3.2. La Vita griega y las crónicas cristianas

Con la excepción del testimonio de Esteban el Sabaíta el Himnógrafo fallecido en 807, la vida de Damasceno no fue puesta por escrito en los años que siguieron a su muerte (Kontouma, 2010, p. 127). Las primeras composiciones hagiográficas sobre su persona aparecen probablemente en la segunda mitad del siglo IX con el ‘Triunfo de la Ortodoxia’, es decir, a partir de 843 y la restauración del culto a los iconos. La Vita que ha servido de ‘biografía oficial’ y que siguen el resto de las realizadas es la denominada Vita Ioannes Damasceni (BHG 884), cuya composición se fecha a principios del siglo XI.

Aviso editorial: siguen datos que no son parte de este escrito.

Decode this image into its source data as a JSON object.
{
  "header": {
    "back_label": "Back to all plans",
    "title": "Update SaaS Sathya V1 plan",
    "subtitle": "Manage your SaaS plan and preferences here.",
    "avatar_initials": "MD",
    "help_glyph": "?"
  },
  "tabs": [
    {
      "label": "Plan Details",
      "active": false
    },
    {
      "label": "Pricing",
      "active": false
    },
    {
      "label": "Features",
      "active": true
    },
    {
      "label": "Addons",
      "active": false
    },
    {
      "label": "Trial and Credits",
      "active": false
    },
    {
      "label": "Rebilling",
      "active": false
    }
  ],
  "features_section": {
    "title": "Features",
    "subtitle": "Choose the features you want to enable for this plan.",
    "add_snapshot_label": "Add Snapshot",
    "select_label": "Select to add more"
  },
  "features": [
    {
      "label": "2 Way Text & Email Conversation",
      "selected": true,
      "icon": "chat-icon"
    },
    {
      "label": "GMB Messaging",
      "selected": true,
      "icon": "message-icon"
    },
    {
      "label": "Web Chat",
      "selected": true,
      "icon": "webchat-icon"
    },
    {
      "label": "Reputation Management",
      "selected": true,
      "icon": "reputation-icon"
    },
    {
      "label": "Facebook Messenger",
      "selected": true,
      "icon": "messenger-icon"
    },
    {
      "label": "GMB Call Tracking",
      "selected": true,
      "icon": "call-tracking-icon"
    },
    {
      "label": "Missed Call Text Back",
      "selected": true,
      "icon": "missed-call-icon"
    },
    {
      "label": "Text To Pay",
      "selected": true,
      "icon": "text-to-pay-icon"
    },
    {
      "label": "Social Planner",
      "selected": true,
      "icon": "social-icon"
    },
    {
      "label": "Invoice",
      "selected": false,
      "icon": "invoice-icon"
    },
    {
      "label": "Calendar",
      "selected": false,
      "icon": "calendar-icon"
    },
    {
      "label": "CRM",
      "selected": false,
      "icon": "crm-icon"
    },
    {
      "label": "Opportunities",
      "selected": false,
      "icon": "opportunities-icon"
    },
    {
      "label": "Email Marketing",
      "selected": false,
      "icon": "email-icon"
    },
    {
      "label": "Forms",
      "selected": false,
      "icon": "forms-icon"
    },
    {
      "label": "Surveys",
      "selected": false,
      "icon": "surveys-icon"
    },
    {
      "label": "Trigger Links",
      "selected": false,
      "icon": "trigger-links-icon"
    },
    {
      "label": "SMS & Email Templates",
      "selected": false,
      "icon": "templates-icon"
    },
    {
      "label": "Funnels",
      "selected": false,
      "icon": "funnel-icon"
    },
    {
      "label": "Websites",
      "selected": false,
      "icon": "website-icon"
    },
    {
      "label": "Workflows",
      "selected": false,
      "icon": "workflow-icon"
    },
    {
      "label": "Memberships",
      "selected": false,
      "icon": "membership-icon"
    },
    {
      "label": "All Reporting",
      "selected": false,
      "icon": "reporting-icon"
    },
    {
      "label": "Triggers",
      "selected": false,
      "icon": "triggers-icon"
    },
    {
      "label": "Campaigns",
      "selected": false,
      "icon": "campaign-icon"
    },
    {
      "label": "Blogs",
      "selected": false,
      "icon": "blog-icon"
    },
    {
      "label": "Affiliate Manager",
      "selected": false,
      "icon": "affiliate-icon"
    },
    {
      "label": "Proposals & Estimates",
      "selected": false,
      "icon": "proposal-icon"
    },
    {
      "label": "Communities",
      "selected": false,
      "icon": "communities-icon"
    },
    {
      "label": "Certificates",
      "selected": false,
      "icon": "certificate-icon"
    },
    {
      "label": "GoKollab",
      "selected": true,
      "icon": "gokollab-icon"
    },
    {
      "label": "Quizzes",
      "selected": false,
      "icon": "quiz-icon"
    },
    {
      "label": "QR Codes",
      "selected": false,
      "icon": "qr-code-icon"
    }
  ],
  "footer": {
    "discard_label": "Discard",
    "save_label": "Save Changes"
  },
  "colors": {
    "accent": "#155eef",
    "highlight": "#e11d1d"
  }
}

            Según se nos relata en la Vita, cuando el futuro doctor de la Iglesia ocupó el puesto de su padre en la administración fiscal del califato omeya de Damasco, el emperador León III (717-741) es informado de una serie de cartas de Juan Damasceno en las que ataca su política religiosa, a saber, ciertas medidas tomadas contra los iconos que darían como resultado el controvertido edicto iconoclasta (726 o 730). El basileus, a continuación, falsifica una de estas cartas imitando la escritura de Damasceno y la envía al califa; la carta contenía cierta información dirigida al emperador sobre el estado de las tropas árabes, lo que le delata como traidor al califato. Una vez castigado, Damasceno pide al califa abandonar su puesto en la administración para marchar al monasterio de san Sabas, donde escribiría sus tratados en defensa de las imágenes sagradas (Auzépy, 2007, pp. 238-239 y n. 120-123). Esta información se contradice con la Vida de Melodio Cosmas y Juan Damasceno (BHG 394), que data de la segunda mitad del siglo IX y ubica la redacción de los tratados contra los iconoclastas durante el reinado de Constantino V. Efectivamente, a partir de los estudios filológicos realizados por especialistas en la materia, se ha afirmado que la Vita griega no carece de problemas relativos a su autoría, tradición textual, línea temporal de acontecimientos narrados –sujetos a errores cronológicos–, o el carácter legendario o incierto de ciertos hechos (Kontouma, 2010, p. 2; 2010, pp. 146-147).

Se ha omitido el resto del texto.